Due to the lung’s normally highly efficient circulatory system, the right ventricle has evolved a thinner wall than the left ventricle which pushes oxygenated blood through the body which requires greater pressure. As a result, when a diseased lung forces the thinner walled right ventricle to push harder, it eventually widens under the pressure, which makes its pumping less efficient, which makes it work even harder, which increases the dilation until the left ventricle becomes involved as the widened right impinges on it. This process defines the phrase vicious cycle. Then, at some point, the heart itself cannot produce enough pressure to effectively circulate the blood and heart failure ensues.

Treatment regimens are complex, only a few aimed at the actual problem, the circulatory system of the lungs, and all of those drastic. The advanced therapies (I don’t understand this use of the term.) are all symptomatic, that is, they reduce the load on the right ventricle by dilating blood vessels and improving circulation within the lungs, for example, but they don’t go to the problem itself and therefore ultimately prove inadequate.

So much about survival depends on etiology and we don’t know that in Jon’s case. Yet. Nor do we know to a medical certainty that he has the disease. An echocardiogram on July 1st will provide more information though catheterization of the right ventricle to determine it’s health is the final diagnostic step.

We’ll proceed as a family, figuring out what we can do for each other.

Spring Holds Out For a Better Contract

Beltane                                                                         Emergence Moon

Great line from Paul Huttner at MPR’s Updraft blog:  The season formerly known as spring… The plants in our vegetable garden really want to grow. I can tell. But the temperatures aren’t giving them much of a chance.

While at the Woolly retreat this weekend, the transplants from Seed Saver’s Exchange will probably come.  The timing is right; or, at least the timing should be right.

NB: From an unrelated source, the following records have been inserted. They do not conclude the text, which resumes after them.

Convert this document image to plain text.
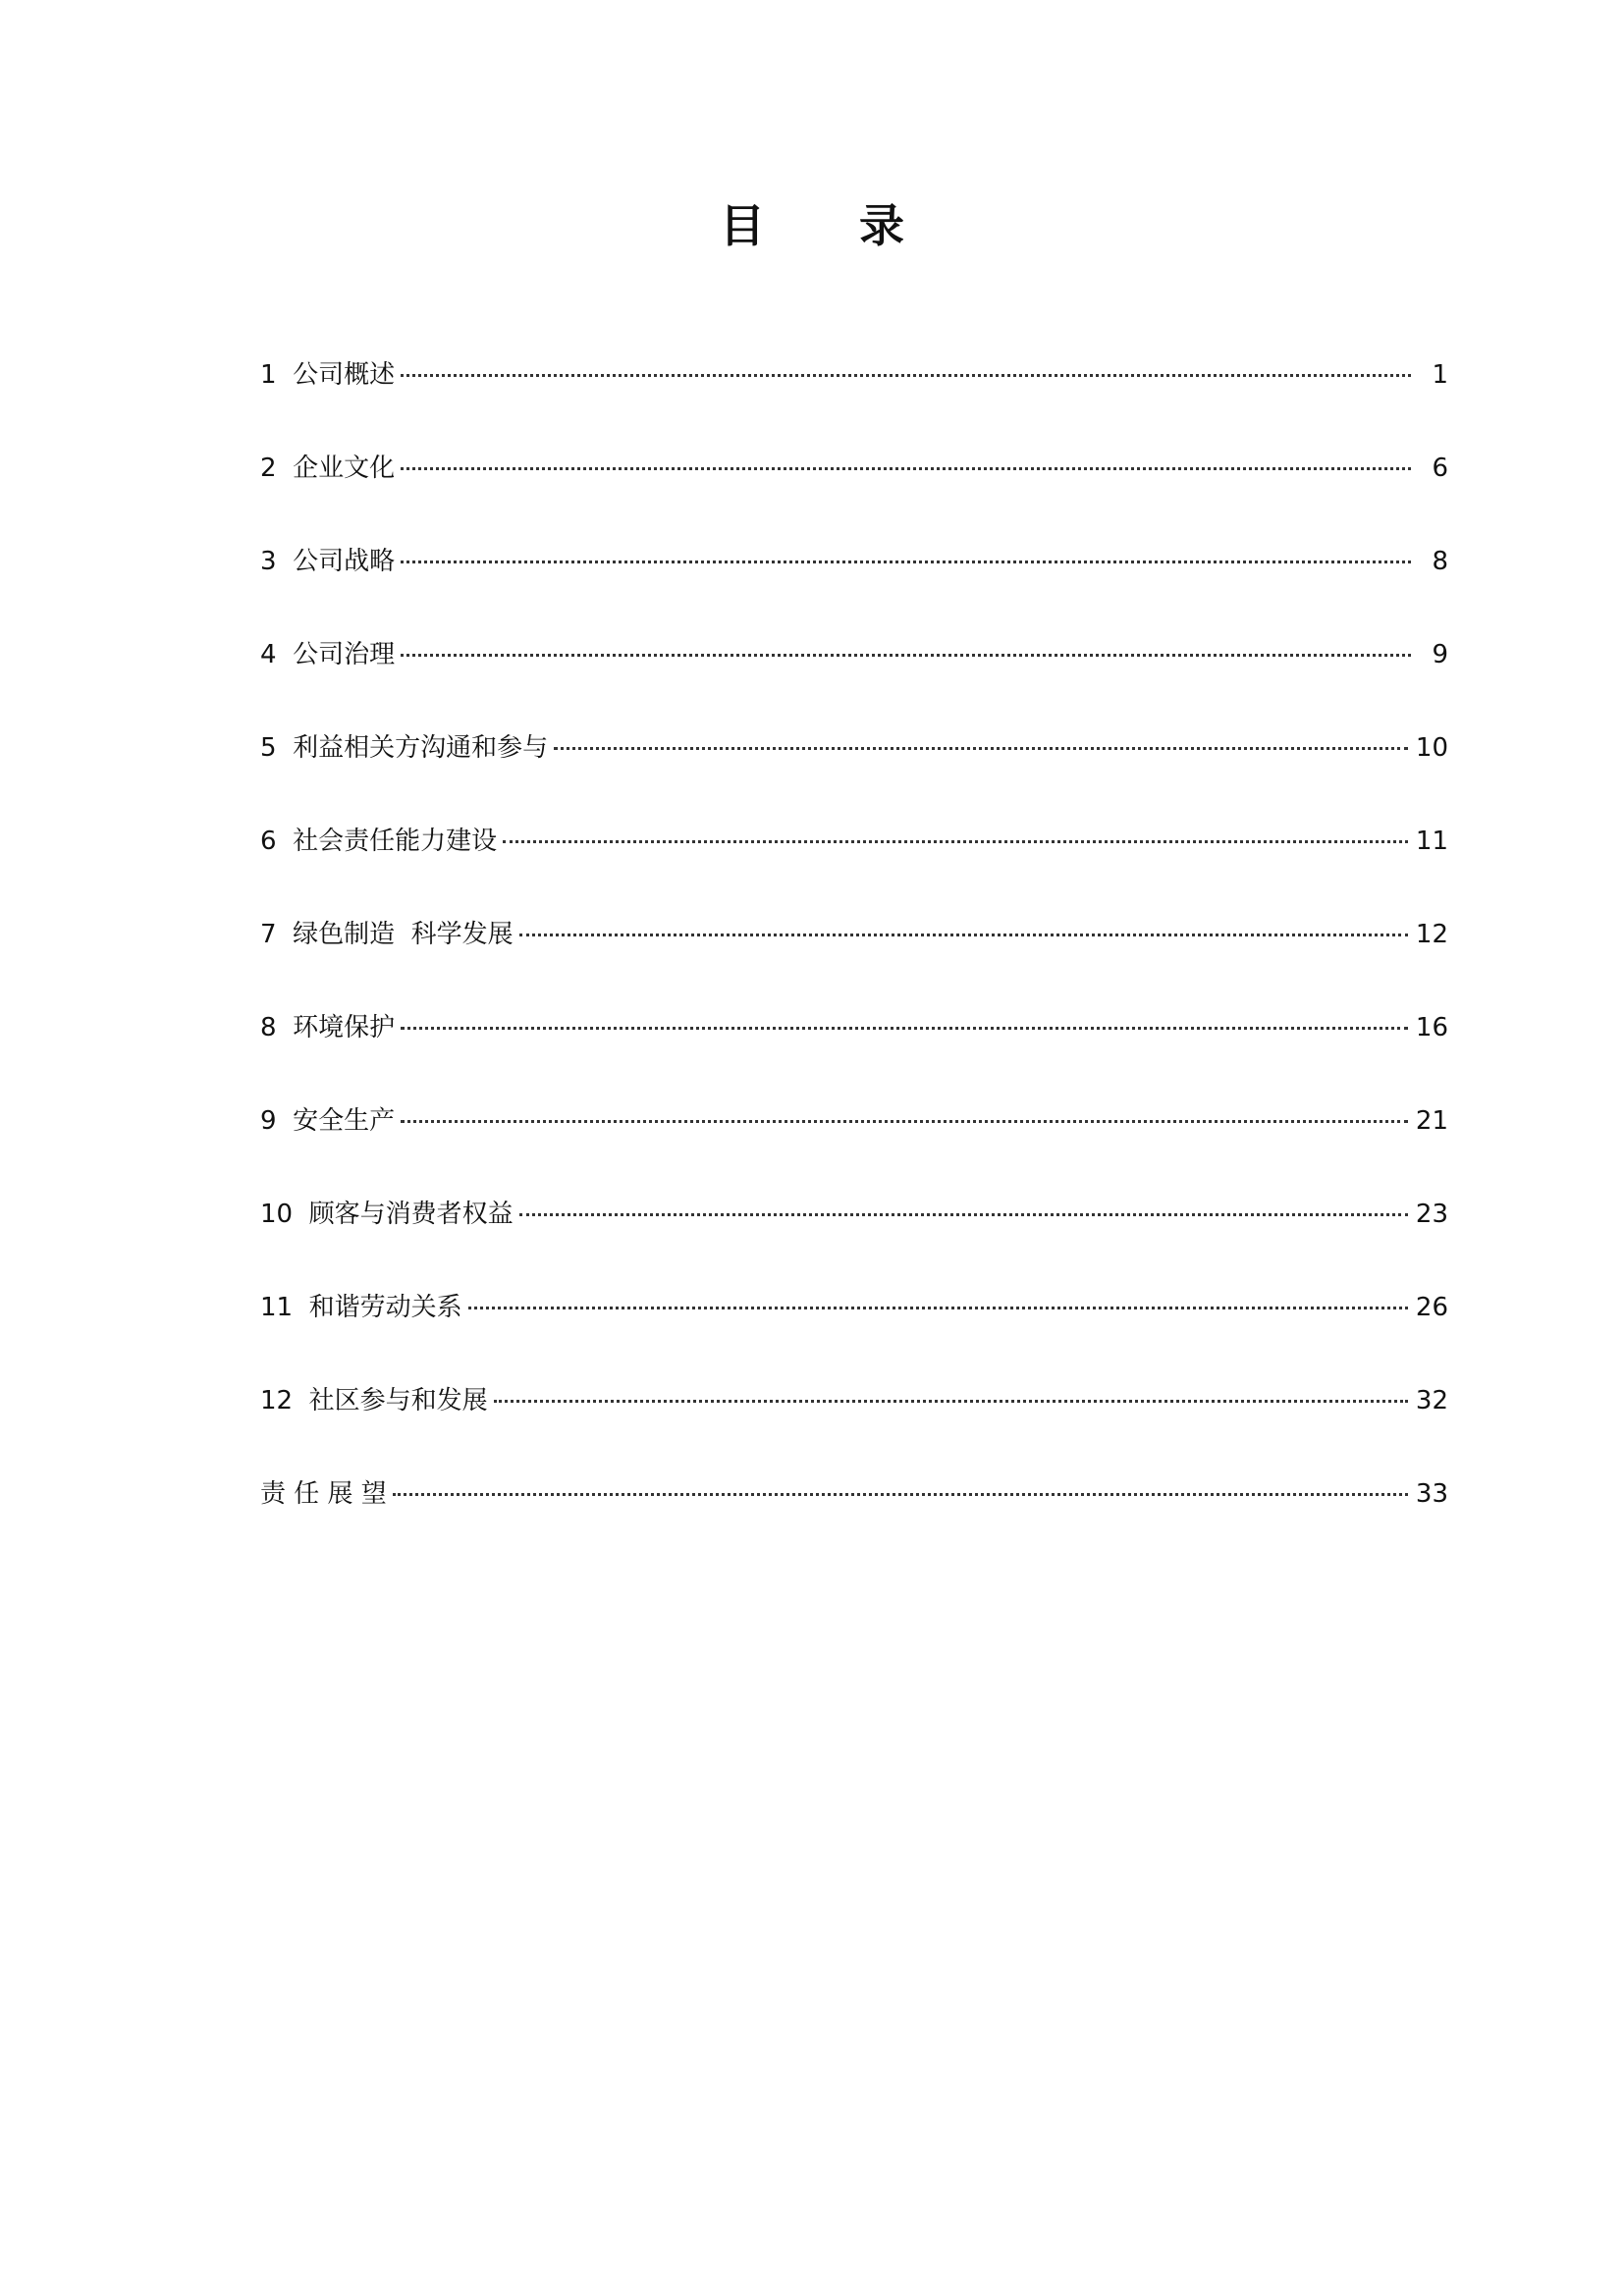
目 录
1  公司概述	1
2  企业文化	6
3  公司战略	8
4  公司治理	9
5  利益相关方沟通和参与	10
6  社会责任能力建设	11
7  绿色制造  科学发展	12
8  环境保护	16
9  安全生产	21
10  顾客与消费者权益	23
11  和谐劳动关系	26
12  社区参与和发展	32
责 任 展 望	33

But, we may have to shelter the plants awhile until the soil warms up a bit more.

Did my workout this evening, at least the high intensity aerobic part, and my back has calmed down. I’m glad this isn’t a week or week + long event.

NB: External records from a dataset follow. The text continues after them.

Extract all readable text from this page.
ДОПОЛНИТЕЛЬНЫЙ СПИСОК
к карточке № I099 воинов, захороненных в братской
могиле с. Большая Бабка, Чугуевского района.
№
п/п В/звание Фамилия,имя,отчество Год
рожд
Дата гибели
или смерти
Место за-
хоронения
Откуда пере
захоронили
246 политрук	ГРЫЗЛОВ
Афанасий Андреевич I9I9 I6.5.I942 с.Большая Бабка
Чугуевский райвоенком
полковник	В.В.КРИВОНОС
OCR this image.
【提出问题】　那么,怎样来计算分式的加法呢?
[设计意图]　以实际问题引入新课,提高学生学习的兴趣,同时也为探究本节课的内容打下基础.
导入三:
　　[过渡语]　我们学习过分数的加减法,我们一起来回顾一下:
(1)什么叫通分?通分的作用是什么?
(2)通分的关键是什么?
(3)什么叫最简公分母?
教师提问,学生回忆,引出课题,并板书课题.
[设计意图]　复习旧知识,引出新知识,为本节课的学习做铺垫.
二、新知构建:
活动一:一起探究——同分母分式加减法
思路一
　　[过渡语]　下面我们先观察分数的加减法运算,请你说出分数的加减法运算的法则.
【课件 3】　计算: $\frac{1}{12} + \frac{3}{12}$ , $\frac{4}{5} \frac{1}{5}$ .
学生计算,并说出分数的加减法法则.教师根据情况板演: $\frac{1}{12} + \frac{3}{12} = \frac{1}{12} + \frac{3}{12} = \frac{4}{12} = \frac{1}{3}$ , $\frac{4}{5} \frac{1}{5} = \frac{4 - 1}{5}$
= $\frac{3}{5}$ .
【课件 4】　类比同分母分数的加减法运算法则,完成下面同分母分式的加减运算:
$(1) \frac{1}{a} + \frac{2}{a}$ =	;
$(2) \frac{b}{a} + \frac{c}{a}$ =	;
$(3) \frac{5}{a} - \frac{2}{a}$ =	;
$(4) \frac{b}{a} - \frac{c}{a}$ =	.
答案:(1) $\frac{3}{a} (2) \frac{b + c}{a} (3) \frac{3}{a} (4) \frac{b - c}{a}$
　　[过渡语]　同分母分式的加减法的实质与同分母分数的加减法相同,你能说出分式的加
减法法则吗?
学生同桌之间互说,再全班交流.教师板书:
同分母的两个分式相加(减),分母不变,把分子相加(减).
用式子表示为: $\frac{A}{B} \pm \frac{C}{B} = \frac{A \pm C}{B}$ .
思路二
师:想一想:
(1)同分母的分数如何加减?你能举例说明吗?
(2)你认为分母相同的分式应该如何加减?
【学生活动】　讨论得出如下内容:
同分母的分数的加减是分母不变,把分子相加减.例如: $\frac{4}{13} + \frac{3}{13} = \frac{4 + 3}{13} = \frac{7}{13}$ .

Beltane                                                                   Emergence Moon

A combination of back pain, percocet and melancholy has dulled the mind. It’s like thick gray wool packed in at the temples, crowding thought, squeezing it into channels too narrow. Concepts and ideas get clogged, adhere to each other, don’t come apart, so writing is more like picking cotton than fly fishing in a cold running stream. And, my fingers tremble a bit, unable to collect the bolls of thought, at least ones that might go together.

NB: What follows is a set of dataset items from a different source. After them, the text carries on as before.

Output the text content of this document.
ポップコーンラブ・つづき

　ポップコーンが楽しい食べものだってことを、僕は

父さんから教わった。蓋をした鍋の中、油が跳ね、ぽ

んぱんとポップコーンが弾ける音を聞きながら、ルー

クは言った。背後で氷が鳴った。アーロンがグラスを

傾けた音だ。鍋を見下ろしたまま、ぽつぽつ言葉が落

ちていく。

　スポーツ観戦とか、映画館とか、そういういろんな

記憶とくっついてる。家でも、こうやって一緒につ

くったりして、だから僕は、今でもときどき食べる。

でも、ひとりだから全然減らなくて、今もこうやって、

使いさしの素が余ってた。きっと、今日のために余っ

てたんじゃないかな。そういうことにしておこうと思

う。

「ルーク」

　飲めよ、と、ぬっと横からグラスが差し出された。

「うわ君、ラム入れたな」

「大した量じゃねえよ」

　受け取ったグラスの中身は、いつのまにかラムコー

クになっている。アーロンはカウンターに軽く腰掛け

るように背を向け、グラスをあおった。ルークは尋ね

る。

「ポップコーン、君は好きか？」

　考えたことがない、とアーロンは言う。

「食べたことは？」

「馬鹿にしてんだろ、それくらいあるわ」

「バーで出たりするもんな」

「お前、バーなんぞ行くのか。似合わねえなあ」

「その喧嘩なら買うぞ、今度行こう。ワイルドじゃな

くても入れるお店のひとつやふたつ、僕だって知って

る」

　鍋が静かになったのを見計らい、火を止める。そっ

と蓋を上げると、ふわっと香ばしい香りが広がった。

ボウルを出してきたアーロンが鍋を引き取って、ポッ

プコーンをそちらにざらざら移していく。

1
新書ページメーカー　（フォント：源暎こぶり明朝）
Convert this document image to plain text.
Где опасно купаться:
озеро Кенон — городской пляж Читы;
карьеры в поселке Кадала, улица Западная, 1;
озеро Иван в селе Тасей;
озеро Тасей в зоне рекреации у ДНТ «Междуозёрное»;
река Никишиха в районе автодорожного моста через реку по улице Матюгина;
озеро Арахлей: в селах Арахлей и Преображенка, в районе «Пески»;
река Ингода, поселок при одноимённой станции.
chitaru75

Hell might be such a state permanently in place, where the ideas and the concepts, the feelings are there, somewhere, but so difficult to access, to string together. It erodes the sense of self, makes character a matter of chance acquisition rather than moral choice.

This morning the gray wool packing has diminished, though the mixed metaphors here may not show it. The back’s better, though still stiff and painful. I can’t imagine Kate’s life where a certain amount of this pain never leaves her. The pain distracts me, at times it’s all I have energy for; yet, I know it will pass. For her, it is resident.

 

 

Flare For the Obvious

Beltane                                                                           Emergence Moon

File under duh:

BOSTON — The death rate in Massachusetts dropped significantly after it adopted mandatory health care coverage in 2006, a study released Monday found, offering evidence that the country’s first experiment with universal coverage — and the model for crucial parts of President Obama’s health care law — has saved lives, health economists say.

Significant People Update

Spring                                                                                 Bee Hiving Moon

Update on the unusual spate of hospitalizations I noted a couple of weeks ago.Gabe at 6

Woollies recovering:  Tom, thumb.  Frank, back. Bill’s good after his day of needles and scans. Granddaughter Ruth who smashed her foot under a teeter-totter, mending.

Today is Grandson Gabe’s 6th birthday.  He’s an earthday kid. We’re going to see him for his birthday party which is this Saturday. I’m looking forward to traveling with Kate.